(243p) Efficient Procedure for Estimating Process Design Reliability Coupled to Commercial Process Simulator
AIChE Annual Meeting
2005
2005 Annual Meeting
Computing and Systems Technology Division
Poster Session: Recent Developments in Systems and Process Design
Tuesday, November 1, 2005 - 3:00pm to 6:00pm
Design reliability is the likelihood that a process will meet constraints under normal operation despite uncertainty in the underlying parameters used in the design calculations. It can be estimated by integrating the n-constraints in the p-parameter space.
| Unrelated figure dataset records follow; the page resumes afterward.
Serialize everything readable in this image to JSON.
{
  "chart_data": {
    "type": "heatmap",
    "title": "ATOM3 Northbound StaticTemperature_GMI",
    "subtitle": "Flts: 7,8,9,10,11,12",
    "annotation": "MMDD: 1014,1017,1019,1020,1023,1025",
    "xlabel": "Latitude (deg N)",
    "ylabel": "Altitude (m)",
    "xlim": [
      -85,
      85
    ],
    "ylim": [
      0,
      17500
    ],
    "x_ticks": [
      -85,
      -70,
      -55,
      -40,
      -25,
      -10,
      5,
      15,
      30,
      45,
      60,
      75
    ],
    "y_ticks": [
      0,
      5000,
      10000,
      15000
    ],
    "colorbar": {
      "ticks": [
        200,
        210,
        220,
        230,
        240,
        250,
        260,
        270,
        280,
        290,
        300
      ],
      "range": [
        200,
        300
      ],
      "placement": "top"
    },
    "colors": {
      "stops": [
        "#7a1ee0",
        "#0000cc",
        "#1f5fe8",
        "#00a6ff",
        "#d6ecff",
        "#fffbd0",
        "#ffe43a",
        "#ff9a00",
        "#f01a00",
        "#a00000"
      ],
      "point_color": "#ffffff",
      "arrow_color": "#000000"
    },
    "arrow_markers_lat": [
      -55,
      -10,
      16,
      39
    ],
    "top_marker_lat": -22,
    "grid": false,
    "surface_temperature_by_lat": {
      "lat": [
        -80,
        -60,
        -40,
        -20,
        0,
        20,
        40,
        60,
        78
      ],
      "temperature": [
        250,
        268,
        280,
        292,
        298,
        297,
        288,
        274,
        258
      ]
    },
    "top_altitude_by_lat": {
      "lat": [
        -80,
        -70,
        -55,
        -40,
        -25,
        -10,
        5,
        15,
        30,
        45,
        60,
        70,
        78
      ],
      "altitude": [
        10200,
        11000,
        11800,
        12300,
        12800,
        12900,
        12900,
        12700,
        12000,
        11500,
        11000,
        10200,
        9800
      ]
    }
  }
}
This integration requires identifying parameters sets which lie on the constraint boundaries, i.e. boundary point, and interpolating among all points to estimate the constraint boundary volume in p-space.
In order to do this integration, process designers would require the integration tool and a process design tool. Commercial simulators are examples of the latter.
This paper presents the coupling of the reliability estimation methodology and a commercial process simulator. This paper shows how to evaluate a conventional computational process flowsheet to estimate design reliability. The reliability computation methods become additional ?modules' in the simulator's menu. Once the design has been developed, the reliability modules are added to the flowsheet. These then effectively search for boundary points and interpolate among them to estimate reliability. This coupling makes reliability estimation available to practicing engineers.
The reliability estimation methodology is that developed at the Kurata Thermodynamics Laboratory. The commercial process simulator used for this paper is Chemcad.